王元昱执棋的手微微一顿,“阿袆,你很聪明,但还是不要随意揣摩他人心思,如此这般买弄才能。”王元昱将手中棋子一扔,棋落在棋笼里,棋子相击,发出轻脆之声,宋袆脸色微变,她收敛笑容,缓缓起身,朝王元昱一礼,“妾知错了。”
王元昱摆了摆手,脸色难看,似有雷霆之怒,宋袆心中寂寂,暗怪自己不敢多言,于是迎笑吹起了玉笛。

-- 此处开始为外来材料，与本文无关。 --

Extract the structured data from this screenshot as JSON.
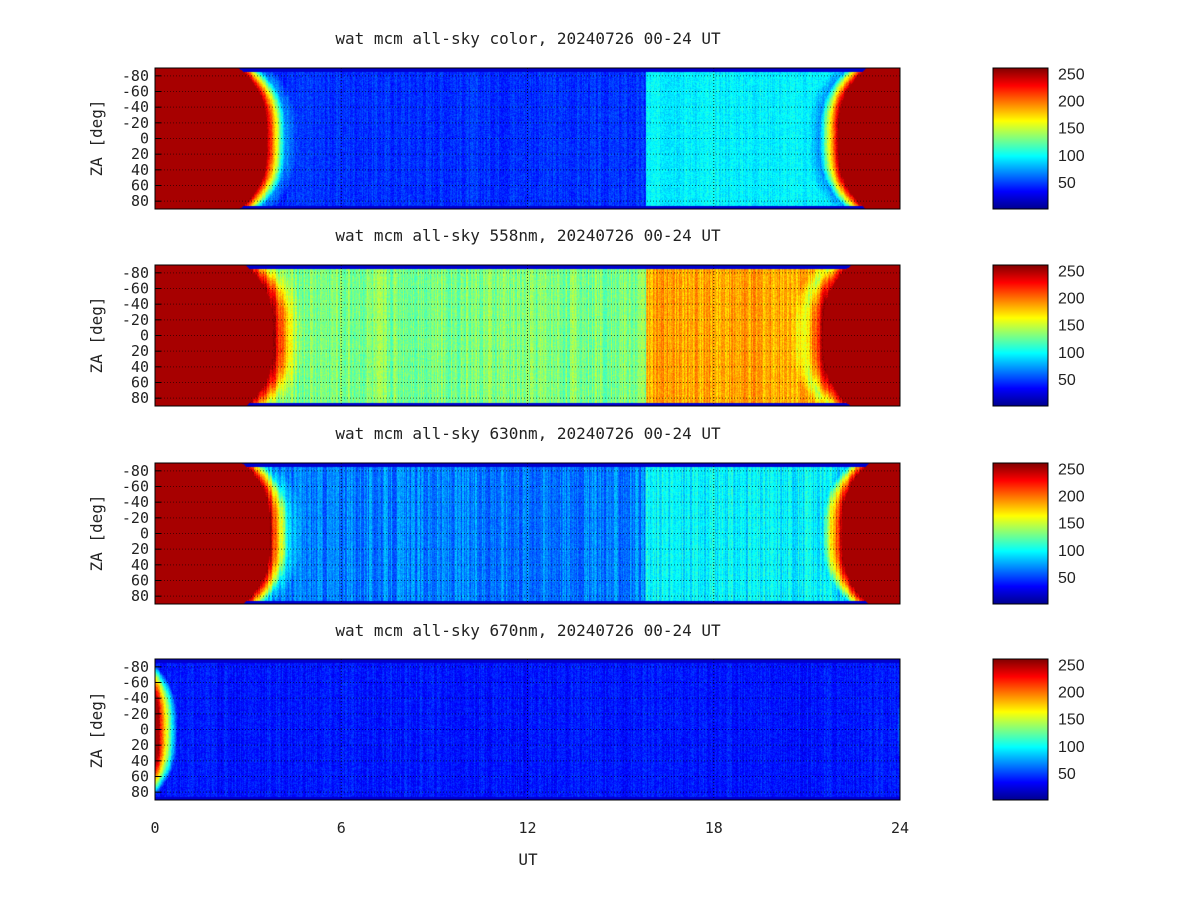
{
  "chart_data": [
    {
      "type": "heatmap",
      "title": "wat mcm all-sky color, 20240726 00-24 UT",
      "ylabel": "ZA [deg]",
      "xlabel": "",
      "x_ticks": [],
      "y_ticks": [
        "-80",
        "-60",
        "-40",
        "-20",
        "0",
        "20",
        "40",
        "60",
        "80"
      ],
      "xlim": [
        0,
        24
      ],
      "ylim": [
        -90,
        90
      ],
      "colorbar_ticks": [
        "50",
        "100",
        "150",
        "200",
        "250"
      ],
      "colorbar_range": [
        0,
        260
      ],
      "grid": true,
      "profile": {
        "day_left": 3.6,
        "day_right": 22.0,
        "night_base": 45,
        "base_2": 95,
        "twilight_min": 70,
        "stripes": false
      }
    },
    {
      "type": "heatmap",
      "title": "wat mcm all-sky 558nm, 20240726 00-24 UT",
      "ylabel": "ZA [deg]",
      "xlabel": "",
      "x_ticks": [],
      "y_ticks": [
        "-80",
        "-60",
        "-40",
        "-20",
        "0",
        "20",
        "40",
        "60",
        "80"
      ],
      "xlim": [
        0,
        24
      ],
      "ylim": [
        -90,
        90
      ],
      "colorbar_ticks": [
        "50",
        "100",
        "150",
        "200",
        "250"
      ],
      "colorbar_range": [
        0,
        260
      ],
      "grid": true,
      "profile": {
        "day_left": 3.8,
        "day_right": 21.5,
        "night_base": 130,
        "base_2": 185,
        "twilight_min": 150,
        "stripes": true
      }
    },
    {
      "type": "heatmap",
      "title": "wat mcm all-sky 630nm, 20240726 00-24 UT",
      "ylabel": "ZA [deg]",
      "xlabel": "",
      "x_ticks": [],
      "y_ticks": [
        "-80",
        "-60",
        "-40",
        "-20",
        "0",
        "20",
        "40",
        "60",
        "80"
      ],
      "xlim": [
        0,
        24
      ],
      "ylim": [
        -90,
        90
      ],
      "colorbar_ticks": [
        "50",
        "100",
        "150",
        "200",
        "250"
      ],
      "colorbar_range": [
        0,
        260
      ],
      "grid": true,
      "profile": {
        "day_left": 3.7,
        "day_right": 22.1,
        "night_base": 65,
        "base_2": 95,
        "twilight_min": 90,
        "stripes": true
      }
    },
    {
      "type": "heatmap",
      "title": "wat mcm all-sky 670nm, 20240726 00-24 UT",
      "ylabel": "ZA [deg]",
      "xlabel": "UT",
      "x_ticks": [
        "0",
        "6",
        "12",
        "18",
        "24"
      ],
      "y_ticks": [
        "-80",
        "-60",
        "-40",
        "-20",
        "0",
        "20",
        "40",
        "60",
        "80"
      ],
      "xlim": [
        0,
        24
      ],
      "ylim": [
        -90,
        90
      ],
      "colorbar_ticks": [
        "50",
        "100",
        "150",
        "200",
        "250"
      ],
      "colorbar_range": [
        0,
        260
      ],
      "grid": true,
      "profile": {
        "day_left": 0.1,
        "day_right": 24.5,
        "night_base": 38,
        "base_2": 38,
        "twilight_min": 38,
        "stripes": false
      }
    }
  ]
}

笛声如天籁,可平息任何情绪,果见王元昱神色微霁,宋袆才松了口气。
这时,吴总管匆匆走了过来,递来一封信,王元昱展阅后,嘴角露出难以分辩的笑容,他拍拍衣袖起身,“吴千,那奴怎么样了?”
吴总管想了片刻,才知他问的是静姝,回话道,“老奴不知府里还有欺压良民之事,老奴己经罚了那几个犯事的奴婢,但老奴还是觉得静姝可疑,她定是用了苦肉计,想接近大将军,大将军要查清楚,可别被她蒙骗了......”
王元昱己经走出水榭,听了吴总管的话,好笑的转过头来,“你说错了。”
“错了?”
“她不是良民,她是贱奴。”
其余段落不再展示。